Online music piracy is without question ranked among the top reasons for the decline of music industry in recent years. Many musicians and prominent business figures have blamed the illegal downloads for the difficulties they are facing, even going far enough to say piracy will mark the end of entire industry.
But according to the latest study published by the European Commission Joint Research Centre, piracy is not to blame. Using Nielsen clickstream data on a panel of over 16,000 European consumers, Luis Aguiar and Bertin Martins reached the conclusion that illegal downloads have no essential effect on the number of legal purchases.
"Perhaps surprisingly, our results present no evidence of digital music sales displacement. While we find important cross country differences in the effects of downloading on music purchases, our findings suggest a rather small complementarity between these two music consumption channels. It seems that the majority of the music that is consumed illegally by the individuals in our sample would not have been purchased if illegal downloading websites were not available to them. The complementarity effect of online streaming is found to be somewhat larger, suggesting a stimulating effect of this activity on the sales of digital music."
But in the most interesting part, the findings even suggest that illegal downloads are boosting the legal sales for 2%, saying that "Internet users do not view illegal downloading as a substitute for legal digital music." Interestingly enough, the study also claims that illegal downloaders are twice as active as the legal ones, meaning that more passionate listeners tend to check multiple sources prior to making the purchase, boosting both illegal and legal downloads.

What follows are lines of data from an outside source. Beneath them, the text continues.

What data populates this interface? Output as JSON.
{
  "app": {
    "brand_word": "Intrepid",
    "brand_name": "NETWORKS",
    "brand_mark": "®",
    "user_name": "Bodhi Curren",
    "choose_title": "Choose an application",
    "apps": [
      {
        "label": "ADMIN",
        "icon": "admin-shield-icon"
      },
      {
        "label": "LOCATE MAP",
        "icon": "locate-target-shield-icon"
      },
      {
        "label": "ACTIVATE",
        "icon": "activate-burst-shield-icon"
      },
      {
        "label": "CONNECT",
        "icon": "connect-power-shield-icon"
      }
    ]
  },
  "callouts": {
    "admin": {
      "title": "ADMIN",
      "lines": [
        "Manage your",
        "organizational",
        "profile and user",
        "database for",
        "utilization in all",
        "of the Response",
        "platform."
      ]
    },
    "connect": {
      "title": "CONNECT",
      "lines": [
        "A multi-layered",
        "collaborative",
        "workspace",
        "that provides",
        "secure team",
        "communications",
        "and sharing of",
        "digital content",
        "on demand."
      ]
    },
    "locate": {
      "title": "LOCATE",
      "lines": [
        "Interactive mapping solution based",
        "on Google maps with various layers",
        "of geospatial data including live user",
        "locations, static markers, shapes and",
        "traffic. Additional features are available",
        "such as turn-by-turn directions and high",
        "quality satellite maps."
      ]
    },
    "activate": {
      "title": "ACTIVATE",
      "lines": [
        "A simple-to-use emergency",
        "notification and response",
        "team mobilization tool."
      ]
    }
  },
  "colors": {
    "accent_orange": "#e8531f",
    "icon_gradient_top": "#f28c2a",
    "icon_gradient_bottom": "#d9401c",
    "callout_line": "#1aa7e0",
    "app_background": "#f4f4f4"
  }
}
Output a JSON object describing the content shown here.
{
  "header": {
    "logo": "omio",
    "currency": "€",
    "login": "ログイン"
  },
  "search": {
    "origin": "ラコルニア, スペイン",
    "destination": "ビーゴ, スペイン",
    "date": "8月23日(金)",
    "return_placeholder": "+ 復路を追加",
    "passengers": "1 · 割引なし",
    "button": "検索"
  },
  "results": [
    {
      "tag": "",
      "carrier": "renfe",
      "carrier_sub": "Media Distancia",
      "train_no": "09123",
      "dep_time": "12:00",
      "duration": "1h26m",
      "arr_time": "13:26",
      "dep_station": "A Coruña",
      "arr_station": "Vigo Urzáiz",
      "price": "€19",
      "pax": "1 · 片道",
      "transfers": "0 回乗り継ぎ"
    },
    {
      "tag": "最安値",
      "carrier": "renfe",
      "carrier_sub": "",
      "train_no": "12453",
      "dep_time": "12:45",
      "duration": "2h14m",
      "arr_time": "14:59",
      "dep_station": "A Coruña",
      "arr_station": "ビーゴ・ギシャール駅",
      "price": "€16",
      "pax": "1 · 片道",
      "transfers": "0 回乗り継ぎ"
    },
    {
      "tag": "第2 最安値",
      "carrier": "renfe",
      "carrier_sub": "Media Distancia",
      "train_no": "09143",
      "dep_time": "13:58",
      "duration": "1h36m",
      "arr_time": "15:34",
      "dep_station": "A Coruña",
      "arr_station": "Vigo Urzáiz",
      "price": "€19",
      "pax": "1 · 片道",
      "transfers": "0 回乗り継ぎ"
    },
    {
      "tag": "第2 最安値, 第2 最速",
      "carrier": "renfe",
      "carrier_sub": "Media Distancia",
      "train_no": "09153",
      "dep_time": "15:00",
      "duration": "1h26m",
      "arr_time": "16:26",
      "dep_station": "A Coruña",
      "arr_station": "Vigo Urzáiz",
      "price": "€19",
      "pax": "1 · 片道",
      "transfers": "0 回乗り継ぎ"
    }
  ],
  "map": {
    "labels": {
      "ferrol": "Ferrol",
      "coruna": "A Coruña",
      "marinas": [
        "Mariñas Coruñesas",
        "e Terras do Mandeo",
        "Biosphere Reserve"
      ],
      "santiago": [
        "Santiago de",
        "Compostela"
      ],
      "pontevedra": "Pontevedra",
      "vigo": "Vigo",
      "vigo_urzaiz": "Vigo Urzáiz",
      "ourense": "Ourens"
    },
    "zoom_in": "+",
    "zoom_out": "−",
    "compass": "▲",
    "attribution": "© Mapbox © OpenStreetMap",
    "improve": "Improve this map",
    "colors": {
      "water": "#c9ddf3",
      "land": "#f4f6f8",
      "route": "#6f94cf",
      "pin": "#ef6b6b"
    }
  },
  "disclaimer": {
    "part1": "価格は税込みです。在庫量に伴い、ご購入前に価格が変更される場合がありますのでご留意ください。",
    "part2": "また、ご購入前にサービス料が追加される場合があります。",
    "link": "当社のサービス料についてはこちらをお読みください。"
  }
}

"Although positive and significant, our estimated elasticities are essentially zero: a 10% increase in clicks on illegal downloading websites leads to a 0.2% increase in clicks on legal purchase websites. Online music streaming services are found to have a somewhat larger (but still small) effect on the purchases of digital sound recordings, suggesting complementarities between these two modes of music consumption. According to our results, a 10% increase in clicks on legal streaming websites leads to up to a 0.7% increase in clicks on legal digital purchase websites. We find important cross country differences in these effects."
The subject of music downloads is definitely a complicated topic, as it is hard to reach any concrete evidence on either of the sides. What this study surely goes to show is that things are by no means black and white and that access to free music can have its advantages, if approached properly. The impact it will have on the music industry yet remains to be seen and further innovations are likely to be required.